We will extract the breed of each dog in this image:

import marvin

img = marvin.beta.Image(
    "https://images.unsplash.com/photo-1548199973-03cce0bbc87b?",
)

result = marvin.beta.extract(img, target=str, instructions="dog breeds")

Result

result == ["Pembroke Welsh Corgi", "Yorkshire Terrier"]

Model parameters

You can pass parameters to the underlying API via the model_kwargs and vision_model_kwargs arguments of extract.
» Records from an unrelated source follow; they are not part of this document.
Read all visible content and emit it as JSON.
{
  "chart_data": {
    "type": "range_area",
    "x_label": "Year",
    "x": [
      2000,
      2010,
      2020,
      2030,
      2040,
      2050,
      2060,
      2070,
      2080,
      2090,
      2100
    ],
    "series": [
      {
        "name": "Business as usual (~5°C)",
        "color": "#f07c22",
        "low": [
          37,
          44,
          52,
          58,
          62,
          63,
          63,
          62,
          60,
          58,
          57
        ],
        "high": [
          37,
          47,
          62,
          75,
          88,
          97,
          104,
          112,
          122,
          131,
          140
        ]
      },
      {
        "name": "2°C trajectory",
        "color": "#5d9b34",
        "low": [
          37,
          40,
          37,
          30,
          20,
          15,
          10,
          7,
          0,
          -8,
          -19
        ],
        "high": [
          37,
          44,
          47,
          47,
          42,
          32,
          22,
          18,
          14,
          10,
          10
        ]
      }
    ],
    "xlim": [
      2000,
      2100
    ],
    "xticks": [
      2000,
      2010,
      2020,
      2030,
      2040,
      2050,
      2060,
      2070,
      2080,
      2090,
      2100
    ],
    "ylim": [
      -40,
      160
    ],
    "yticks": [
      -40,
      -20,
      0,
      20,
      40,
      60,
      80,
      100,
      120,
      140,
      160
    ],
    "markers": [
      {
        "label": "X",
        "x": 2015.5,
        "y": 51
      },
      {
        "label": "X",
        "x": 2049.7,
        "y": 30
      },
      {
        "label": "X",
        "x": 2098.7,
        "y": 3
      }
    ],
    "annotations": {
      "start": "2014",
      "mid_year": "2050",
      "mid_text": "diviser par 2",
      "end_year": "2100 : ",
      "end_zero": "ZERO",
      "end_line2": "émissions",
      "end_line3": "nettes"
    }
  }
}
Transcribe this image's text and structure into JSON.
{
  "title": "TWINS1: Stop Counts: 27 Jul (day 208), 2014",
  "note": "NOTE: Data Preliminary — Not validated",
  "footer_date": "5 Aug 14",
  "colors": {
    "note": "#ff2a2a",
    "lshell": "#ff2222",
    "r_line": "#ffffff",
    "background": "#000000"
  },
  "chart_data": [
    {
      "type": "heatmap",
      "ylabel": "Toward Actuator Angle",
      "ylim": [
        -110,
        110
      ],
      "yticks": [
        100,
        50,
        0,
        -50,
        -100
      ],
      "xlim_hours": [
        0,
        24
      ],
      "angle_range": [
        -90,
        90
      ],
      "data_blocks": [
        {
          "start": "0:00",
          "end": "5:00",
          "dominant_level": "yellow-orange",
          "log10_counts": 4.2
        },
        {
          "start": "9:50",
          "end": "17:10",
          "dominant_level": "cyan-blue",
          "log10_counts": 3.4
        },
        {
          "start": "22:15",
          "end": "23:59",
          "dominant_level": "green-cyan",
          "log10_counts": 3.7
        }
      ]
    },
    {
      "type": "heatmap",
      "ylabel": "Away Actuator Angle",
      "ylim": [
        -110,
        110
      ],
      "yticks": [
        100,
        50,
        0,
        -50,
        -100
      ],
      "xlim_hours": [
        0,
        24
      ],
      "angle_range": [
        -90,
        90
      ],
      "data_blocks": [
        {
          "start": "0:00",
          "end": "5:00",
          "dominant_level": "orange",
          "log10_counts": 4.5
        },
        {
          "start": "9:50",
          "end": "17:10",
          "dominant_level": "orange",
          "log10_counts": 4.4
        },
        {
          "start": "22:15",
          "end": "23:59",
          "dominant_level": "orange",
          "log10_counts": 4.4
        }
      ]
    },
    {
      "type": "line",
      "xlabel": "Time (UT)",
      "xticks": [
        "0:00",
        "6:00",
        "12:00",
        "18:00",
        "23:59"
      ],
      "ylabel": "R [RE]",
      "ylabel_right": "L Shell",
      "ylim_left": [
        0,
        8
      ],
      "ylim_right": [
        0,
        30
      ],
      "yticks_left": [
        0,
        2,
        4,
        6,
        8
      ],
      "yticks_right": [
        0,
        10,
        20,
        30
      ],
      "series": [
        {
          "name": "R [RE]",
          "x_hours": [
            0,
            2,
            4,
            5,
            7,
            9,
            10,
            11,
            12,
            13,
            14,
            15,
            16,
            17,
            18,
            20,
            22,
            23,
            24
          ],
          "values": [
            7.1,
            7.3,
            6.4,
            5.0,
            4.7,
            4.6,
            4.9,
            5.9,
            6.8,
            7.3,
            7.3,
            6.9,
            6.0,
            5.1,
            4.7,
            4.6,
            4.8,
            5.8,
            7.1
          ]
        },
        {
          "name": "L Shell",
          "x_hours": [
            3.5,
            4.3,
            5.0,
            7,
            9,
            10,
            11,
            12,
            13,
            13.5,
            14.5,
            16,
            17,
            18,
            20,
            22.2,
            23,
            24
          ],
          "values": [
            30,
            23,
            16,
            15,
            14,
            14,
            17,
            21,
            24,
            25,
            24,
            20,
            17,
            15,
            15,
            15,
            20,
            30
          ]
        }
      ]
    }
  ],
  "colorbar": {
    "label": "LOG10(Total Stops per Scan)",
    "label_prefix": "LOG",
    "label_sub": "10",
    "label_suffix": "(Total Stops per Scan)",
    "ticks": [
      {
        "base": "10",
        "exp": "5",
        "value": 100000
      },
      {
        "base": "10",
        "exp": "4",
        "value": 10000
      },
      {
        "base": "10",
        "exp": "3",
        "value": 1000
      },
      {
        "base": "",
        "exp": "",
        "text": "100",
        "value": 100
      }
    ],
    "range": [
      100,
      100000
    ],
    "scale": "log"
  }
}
These parameters are passed directly to the respective APIs, so you can use any supported parameter.

Async support

If you are using Marvin in an async environment, you can use extract_async:

result = await marvin.beta.extract_async(
    "I drove from New York to California.",
    target=str,
    instructions="2-letter state codes",
) 

assert result == ["NY", "CA"]

Mapping

To extract from a list of inputs at once, use .map:

inputs = [
    "I drove from New York to California.",
    "I took a flight from NYC to BOS."
]
result = marvin.beta.extract.map(inputs, target=str, instructions="2-letter state codes")
assert result  == [["NY", "CA"], ["NY", "MA"]]

(marvin.beta.extract_async.map is also available for async environments.)

Mapping automatically issues parallel requests to the API, making it a highly efficient way to work with multiple inputs at once. The result is a list of outputs in the same order as the inputs.